Em muitos casos a criança interpretou a experiência de doença, hospitalização e tratamentos aversivos com base nas limitações e alterações num conjunto de actividades e comportamentos próprios da sua idade. Assim estar doente era, por exemplo, não poder brincar com os amigos ou faltar à escola: “A única coisa que eu pensava era “não posso ir para a rua brincar com os meus amigos (...)” (Caso G.). Segundo Barrio (1990), este conceito de doença foi construído numa perspectiva mais psicológica ou psicossocial do que biológica.

Contudo, os resultados da presente investigação revelaram que o afastamento do contexto social não constituía apenas uma experiência de isolamento do amigos e colegas. Esta separação representava, acima de tudo, uma situação perturbadora para a criança. Os sobreviventes expressaram explicitamente a sua preocupação com o desempenho escolar devido à ausência das aulas e com as repercussões sociais da nova

imagem corporal devido ao receio de estigmatização. Tal como Barros (2003) e Rowland (1989) afirmaram, esta idade é marcada pela comparação com o grupo de pares pelo que, a experiência de doença e as restrições sociais por ela impostas, podem comprometer o desenvolvimento do auto-conceito, da auto-estima e do sentido de competência da criança.
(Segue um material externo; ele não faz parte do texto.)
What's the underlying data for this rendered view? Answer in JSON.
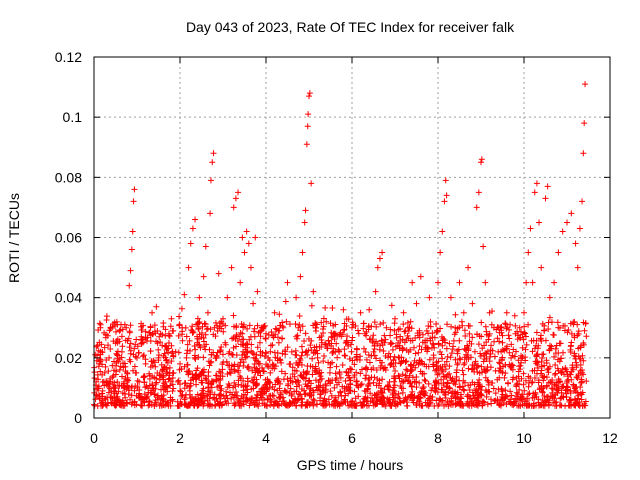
{
  "chart_data": {
    "type": "scatter",
    "title": "Day 043 of 2023, Rate Of TEC Index for receiver falk",
    "xlabel": "GPS time / hours",
    "ylabel": "ROTI / TECUs",
    "xlim": [
      0,
      12
    ],
    "ylim": [
      0,
      0.12
    ],
    "xticks": [
      0,
      2,
      4,
      6,
      8,
      10,
      12
    ],
    "xtick_labels": [
      "0",
      "2",
      "4",
      "6",
      "8",
      "10",
      "12"
    ],
    "yticks": [
      0,
      0.02,
      0.04,
      0.06,
      0.08,
      0.1,
      0.12
    ],
    "ytick_labels": [
      "0",
      "0.02",
      "0.04",
      "0.06",
      "0.08",
      "0.1",
      "0.12"
    ],
    "grid": true,
    "marker": "+",
    "color": "#ff0000",
    "legend": "none",
    "points": [
      [
        0.05,
        0.012
      ],
      [
        0.08,
        0.024
      ],
      [
        0.12,
        0.018
      ],
      [
        0.15,
        0.03
      ],
      [
        0.2,
        0.009
      ],
      [
        0.25,
        0.015
      ],
      [
        0.3,
        0.011
      ],
      [
        0.35,
        0.02
      ],
      [
        0.4,
        0.007
      ],
      [
        0.45,
        0.014
      ],
      [
        0.5,
        0.01
      ],
      [
        0.55,
        0.025
      ],
      [
        0.6,
        0.016
      ],
      [
        0.65,
        0.022
      ],
      [
        0.7,
        0.012
      ],
      [
        0.75,
        0.03
      ],
      [
        0.8,
        0.01
      ],
      [
        0.82,
        0.044
      ],
      [
        0.85,
        0.049
      ],
      [
        0.88,
        0.056
      ],
      [
        0.9,
        0.062
      ],
      [
        0.92,
        0.072
      ],
      [
        0.94,
        0.076
      ],
      [
        0.97,
        0.015
      ],
      [
        1.0,
        0.02
      ],
      [
        1.05,
        0.012
      ],
      [
        1.1,
        0.027
      ],
      [
        1.2,
        0.018
      ],
      [
        1.3,
        0.013
      ],
      [
        1.35,
        0.035
      ],
      [
        1.45,
        0.037
      ],
      [
        1.5,
        0.02
      ],
      [
        1.55,
        0.028
      ],
      [
        1.6,
        0.016
      ],
      [
        1.65,
        0.024
      ],
      [
        1.7,
        0.01
      ],
      [
        1.8,
        0.033
      ],
      [
        1.85,
        0.015
      ],
      [
        1.9,
        0.022
      ],
      [
        1.95,
        0.012
      ],
      [
        2.0,
        0.018
      ],
      [
        2.05,
        0.03
      ],
      [
        2.1,
        0.041
      ],
      [
        2.15,
        0.02
      ],
      [
        2.2,
        0.05
      ],
      [
        2.25,
        0.058
      ],
      [
        2.3,
        0.063
      ],
      [
        2.35,
        0.066
      ],
      [
        2.4,
        0.025
      ],
      [
        2.45,
        0.04
      ],
      [
        2.5,
        0.015
      ],
      [
        2.55,
        0.047
      ],
      [
        2.6,
        0.057
      ],
      [
        2.65,
        0.035
      ],
      [
        2.7,
        0.068
      ],
      [
        2.72,
        0.079
      ],
      [
        2.75,
        0.085
      ],
      [
        2.78,
        0.088
      ],
      [
        2.8,
        0.03
      ],
      [
        2.85,
        0.02
      ],
      [
        2.9,
        0.048
      ],
      [
        2.95,
        0.015
      ],
      [
        3.0,
        0.033
      ],
      [
        3.05,
        0.025
      ],
      [
        3.1,
        0.04
      ],
      [
        3.15,
        0.022
      ],
      [
        3.2,
        0.05
      ],
      [
        3.25,
        0.07
      ],
      [
        3.3,
        0.073
      ],
      [
        3.35,
        0.075
      ],
      [
        3.4,
        0.045
      ],
      [
        3.45,
        0.06
      ],
      [
        3.5,
        0.055
      ],
      [
        3.55,
        0.062
      ],
      [
        3.6,
        0.058
      ],
      [
        3.65,
        0.05
      ],
      [
        3.7,
        0.038
      ],
      [
        3.75,
        0.06
      ],
      [
        3.8,
        0.042
      ],
      [
        3.9,
        0.03
      ],
      [
        4.0,
        0.028
      ],
      [
        4.05,
        0.02
      ],
      [
        4.1,
        0.015
      ],
      [
        4.2,
        0.035
      ],
      [
        4.3,
        0.025
      ],
      [
        4.4,
        0.03
      ],
      [
        4.5,
        0.045
      ],
      [
        4.6,
        0.022
      ],
      [
        4.7,
        0.04
      ],
      [
        4.75,
        0.03
      ],
      [
        4.8,
        0.047
      ],
      [
        4.85,
        0.055
      ],
      [
        4.9,
        0.065
      ],
      [
        4.92,
        0.069
      ],
      [
        4.95,
        0.091
      ],
      [
        4.97,
        0.097
      ],
      [
        4.98,
        0.101
      ],
      [
        5.0,
        0.107
      ],
      [
        5.02,
        0.108
      ],
      [
        5.05,
        0.078
      ],
      [
        5.1,
        0.042
      ],
      [
        5.15,
        0.03
      ],
      [
        5.2,
        0.02
      ],
      [
        5.3,
        0.025
      ],
      [
        5.4,
        0.032
      ],
      [
        5.5,
        0.018
      ],
      [
        5.6,
        0.028
      ],
      [
        5.7,
        0.022
      ],
      [
        5.8,
        0.036
      ],
      [
        5.9,
        0.025
      ],
      [
        6.0,
        0.03
      ],
      [
        6.1,
        0.02
      ],
      [
        6.2,
        0.035
      ],
      [
        6.3,
        0.028
      ],
      [
        6.4,
        0.036
      ],
      [
        6.5,
        0.022
      ],
      [
        6.55,
        0.042
      ],
      [
        6.6,
        0.05
      ],
      [
        6.65,
        0.053
      ],
      [
        6.7,
        0.055
      ],
      [
        6.8,
        0.03
      ],
      [
        6.9,
        0.025
      ],
      [
        7.0,
        0.033
      ],
      [
        7.1,
        0.02
      ],
      [
        7.2,
        0.035
      ],
      [
        7.3,
        0.03
      ],
      [
        7.4,
        0.045
      ],
      [
        7.5,
        0.038
      ],
      [
        7.6,
        0.047
      ],
      [
        7.7,
        0.025
      ],
      [
        7.8,
        0.04
      ],
      [
        7.9,
        0.02
      ],
      [
        8.0,
        0.045
      ],
      [
        8.05,
        0.055
      ],
      [
        8.1,
        0.062
      ],
      [
        8.15,
        0.072
      ],
      [
        8.18,
        0.079
      ],
      [
        8.2,
        0.074
      ],
      [
        8.3,
        0.04
      ],
      [
        8.4,
        0.03
      ],
      [
        8.5,
        0.045
      ],
      [
        8.6,
        0.035
      ],
      [
        8.7,
        0.05
      ],
      [
        8.8,
        0.038
      ],
      [
        8.9,
        0.07
      ],
      [
        8.95,
        0.075
      ],
      [
        9.0,
        0.085
      ],
      [
        9.02,
        0.086
      ],
      [
        9.05,
        0.057
      ],
      [
        9.1,
        0.045
      ],
      [
        9.2,
        0.035
      ],
      [
        9.3,
        0.03
      ],
      [
        9.4,
        0.022
      ],
      [
        9.5,
        0.025
      ],
      [
        9.6,
        0.035
      ],
      [
        9.7,
        0.02
      ],
      [
        9.8,
        0.028
      ],
      [
        9.9,
        0.03
      ],
      [
        10.0,
        0.035
      ],
      [
        10.05,
        0.045
      ],
      [
        10.1,
        0.055
      ],
      [
        10.15,
        0.063
      ],
      [
        10.2,
        0.045
      ],
      [
        10.25,
        0.075
      ],
      [
        10.3,
        0.078
      ],
      [
        10.35,
        0.065
      ],
      [
        10.4,
        0.05
      ],
      [
        10.5,
        0.073
      ],
      [
        10.55,
        0.077
      ],
      [
        10.6,
        0.04
      ],
      [
        10.7,
        0.045
      ],
      [
        10.8,
        0.055
      ],
      [
        10.9,
        0.062
      ],
      [
        11.0,
        0.065
      ],
      [
        11.1,
        0.068
      ],
      [
        11.2,
        0.058
      ],
      [
        11.25,
        0.05
      ],
      [
        11.3,
        0.063
      ],
      [
        11.35,
        0.072
      ],
      [
        11.38,
        0.088
      ],
      [
        11.4,
        0.098
      ],
      [
        11.42,
        0.111
      ]
    ]
  }
}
Para alguns dos sobreviventes a doença/tratamento representou um obstáculo à continuidade do desenvolvimento cognitivo e psicomotor e à normalização da sua vida durante esse período de tempo. Mais ainda, como se verá na Dimensão Sobrevivência, em alguns casos, a doença/tratamento implicou a longo prazo alterações na construção da identidade e nos relacionamentos interpessoais.

Na presente investigação os sobreviventes também identificaram alterações nas atitudes educativas dos pais no sentido de maior sobreprotecção e vigilância em relação à doença oncológica, o que pareceu estar associado à crença de que o filho doente é mais vulnerável do que as restantes crianças. Neste sentido, alguns sobreviventes reconheceram que a atenção, o tempo, os cuidados e o apoio emocional dos pais e da restante família eram dirigidos (quase) exclusivamente a si próprios.

Esta centração familiar na doença foi representada na presente investigação, em dois resultados díspares. Num primeiro caso as alterações no contexto familiar e a integração da doença nas actividades e rotinas diárias implicaram uma diminuição do bem-estar geral do irmão saudável, o que está de acordo com as conclusões de Bluebond-Langer (2000a, 2000b). A sobrevivente chegou a verbalizar espontaneamente “(...) porque nós quando estamos doentes os irmãos quase que ficam transparentes”,

assemelhando-se à metáfora utilizada por Bluebond-Langer (2000a, 2000b): “viver na

sombra da doença”.

Num outro caso, embora tenha sido afirmado que houve uma centração no processo de doença, foi assegurado que o equilíbrio e proximidade familiares se mantiveram ao longo dessa experiência havendo uma participação activa de todos os elementos do agregado familiar.

No entanto, contrariamente aos resultados da investigação de Prouty e colaboradores (2006) que conclui que os sobreviventes fornecem pouca informação sobre os irmãos ou fazem-no de uma forma impessoal, no presente estudo os sobreviventes falaram abertamente sobre o impacto da doença na qualidade da relação

fraterna. Neste caso, foi possível obter resultados muito variados.

Tal como foi supramencionado, houve sobreviventes que reconheceram que as alterações familiar e psicossociais decorrentes do processo de doença conduziram a diferenças notórias na relação que os pais tiveram com cada um dos filhos. Noutros casos foi referido que os irmãos saudáveis não compreenderam a realidade da doença, o que os protegeu do confronto com a gravidade desse processo. Por fim, ainda houve uma sobrevivente que afirmou que a doença contribuiu para uma proximidade relacional com o irmão, salientando a cumplicidade e o apoio emocional desenvolvidos durante o processo de doença.